CALAIS, Maine — When Marilyn Sotirelis retires at the end of June — after 34 years as the Calais city librarian — she plans on doing two things: heading off to volunteer at the Calais Elementary School library, and sitting down to read a good book.
As she reminisced this week on her career, Sotirelis said, “It was never, ever about the books. It was about the people.”
She said that since announcing her retirement a month ago, she has been privately saying goodbye to her patrons, a task she admits has been difficult. “We are sharing our memories, one on one.”
Besides the patrons, Sotirelis said she also will miss the view from the castlelike library that overlooks the St. Croix River. “It has been such a constant,” she said.
Diane Barnes, Calais City Manager, said the city is seeking Sotirelis’ replacement, but added, “We can replace the position but never the individual. The continuity of service, and friendly face for so many years is not going to be easily replaced.”
Sotirelis has been head librarian at Calais since 1984 and during that time has watched the library transform through technology. She said an addition was built in 1985 and a major renovation in 2002 brought the library not just into the 21st century, but reinforced the original building for a few more decades.
Inside, a bank of computers is now heavily used, 40 percent of her patrons are from New Brunswick, the collection has been completely logged online and an art gallery has been added. The Calais Free Library also continues to be one of the heaviest users in northeastern Maine of the interlibrary loan program. Sotirelis also has written and obtained several grants, including one that installed air conditioning in the children’s room, and has put great emphasis on the genealogy section of the library.
“In some ways, you wouldn’t recognize the library I started with compared to today. But we are offering the same services originally offered in 1892, just in a different format,” she said. “We now have audio, video, DVDs, and the ability to download to an e-reader.”
Sotirelis started her career in libraries as a pro-tem librarian at the Special Services Library, U.S. Army Hospital Library in Heidelberg, Germany. Although Sotirelis earned her bachelor’s degree in education at the University of Maine and worked as a teacher in both the Perry and Pembroke elementary schools, her heart had decided that the world she really wanted was the one she had discovered in the that small library in Germany.
She was hired in 1979 as the part-time librarian at the Calais Elementary School, when the library was simply a room full of books. Sotirelis catalogued and shelved every book; then library volunteers were trained to help with checking out books for the children in all the classrooms. She jumped at the opportunity to work at the Calais Free Library shortly afterward and was hired as head librarian in 1984.
“I felt more joy on that day I was hired than nearly any other in my life,” she said. “I have treasured this work.”
In her 29 years as head librarian, Sotirelis is most proud of two accomplishments: handling each of the 40,000 library volumes at least three times as the collection was placed online and building the interlibrary loan program, which users can access from home. “We are truly a library without walls,” she said.
“I think people take pride in our library, as we do them,” she said. “Our patrons are our top priority every day. We don’t just say that. We live that.”

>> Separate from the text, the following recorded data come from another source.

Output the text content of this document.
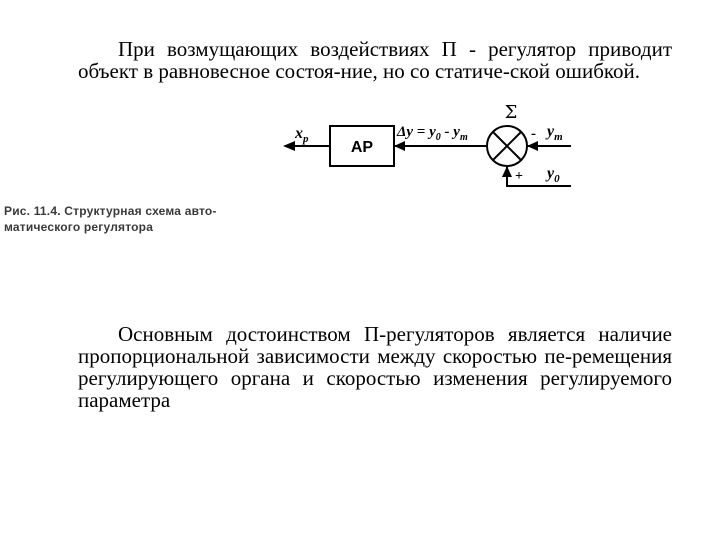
При возмущающих воздействиях П - регулятор приводит объект в равновесное состоя-ние, но со статиче-ской ошибкой.
$x_р$	АР
$\Delta y = y_0 - y_т$
Σ
- $y_т$
+ $y_0$
Рис. 11.4. Структурная схема авто-
матического регулятора
Основным достоинством П-регуляторов является наличие пропорциональной зависимости между скоростью пе-ремещения регулирующего органа и скоростью изменения регулируемого параметра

She said she has been honored to work with her board of trustees, the Friends of the Calais Library and the three other library staffers. “It is such a small staff that we get to know and love each other,’’ she said.
To prepare for this life change, Sotirelis said she recently read a book about how to retire. “It said you should have a plan. I don’t, but it doesn’t bother me.”
After summer vacation, however, Sotirelis said she will volunteer at the Calais Elementary Library.
“I see it as a circle. One lovely circle.”